Tres carpinteros estaban de pie junto a la puerta, sosteniendo varillas de sondeo que acababan de enseñar al capitán… secas. En todos los rostros, del capitán hacia abajo, se advertía una mirada de horror y expectación. Un suboficial entró tras Rowland y dijo:

—Señor, el ingeniero no sintió ninguna sacudida en la sala de máquinas, y las calderas están en calma.

—Y sus hombres no informaron de ninguna alarma en las cabinas. ¿Qué hay del piloto? ¿Ha vuelto ese hombre? —preguntó el capitán. Otro vigía apareció mientras hablaba.

—Duerme como un lirón en el entrepuente, señor —dijo. En ese momento entró un suboficial con el mismo informe de los castillos de proa.

—Muy bien —dijo el capitán, poniéndose en pie—; vengan de uno en uno a mi oficina: primero los hombres de guardia, luego los suboficiales de tercera y después el resto. Los suboficiales vigilarán en la puerta que no salga nadie hasta que yo haya hablado con todos.

Pasó a otra sala, seguido por un hombre de guardia, que salió al poco y subió a cubierta con semblante más alegre. Luego entró y salió otro, y después otro, y otro, hasta que todos menos Rowland hubieron comparecido en ese espacio sagrado, y todos mostraban la misma expresión complacida y satisfecha al salir de allí. Cuando entró Rowland, el capitán, sentado junto a un escritorio, le hizo señas de que se sentara y le preguntó su nombre.

—John Rowland —respondió. El capitán lo anotó.

—Tengo entendido que estaba usted en la cofa cuando ocurrió el desafortunado choque —dijo.

—Sí, señor, e informé del barco en cuanto lo vi.

—No está aquí para ser censurado. Naturalmente, es consciente de que no se pudo hacer nada ni por impedir el desastre ni por salvar vidas después.

—No a una velocidad de veinticinco nudos por hora en medio de una espesa niebla, señor —el capitán miró duramente a Rowland y frunció el ceño.

—No vamos a discutir la velocidad del barco, amigo mío, ni las reglas de la compañía —dijo—. Cuando le paguen en Liverpool, encontrará un paquete a su nombre en la oficina de la compañía con libras en pagarés. Lo recibirá a cambio de su silencio respecto a este choque, cuya publicidad pondría a la compañía en un aprieto y no ayudaría a nadie.

—Se equivoca, capitán, no aceptaré el dinero, y hablaré de este asesinato en masa a la menor oportunidad.

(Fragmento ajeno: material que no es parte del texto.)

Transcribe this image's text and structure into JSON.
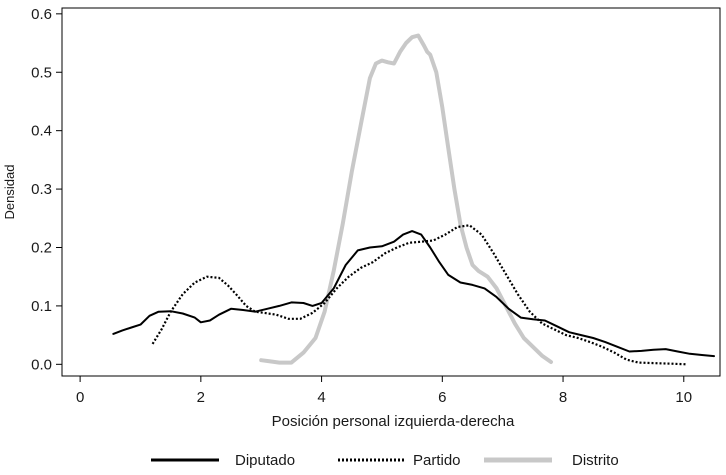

El capitán se echó hacia atrás y miró fijamente el rostro macilento y la figura temblorosa del marinero, que tan mal casaban con sus palabras desafiantes. En circunstancias normales lo habría enviado a cubierta para que los oficiales se ocuparan de él, pero aquella no era una circunstancia normal. En esos ojos acuosos había una mirada de susto, horror y honesta indignación; su dicción era la de un hombre instruido, y las consecuencias que todo aquello podía tener sobre el capitán y sobre la compañía para la que trabajaba —ya bastante complicada e involucrada en sus intentos por evitarlas—, consecuencias que aquel hombre podía precipitar, eran tan graves que cuestiones como la insolencia o la diferencia de rango no debían tenerse en cuenta. Necesitaba enfrentarse y someter a ese bárbaro en terreno común, de hombre a hombre.

—¿Se da cuenta —preguntó, sin perder la calma— de que se quedará solo, será desacreditado, perderá su puesto y se ganará muchos enemigos?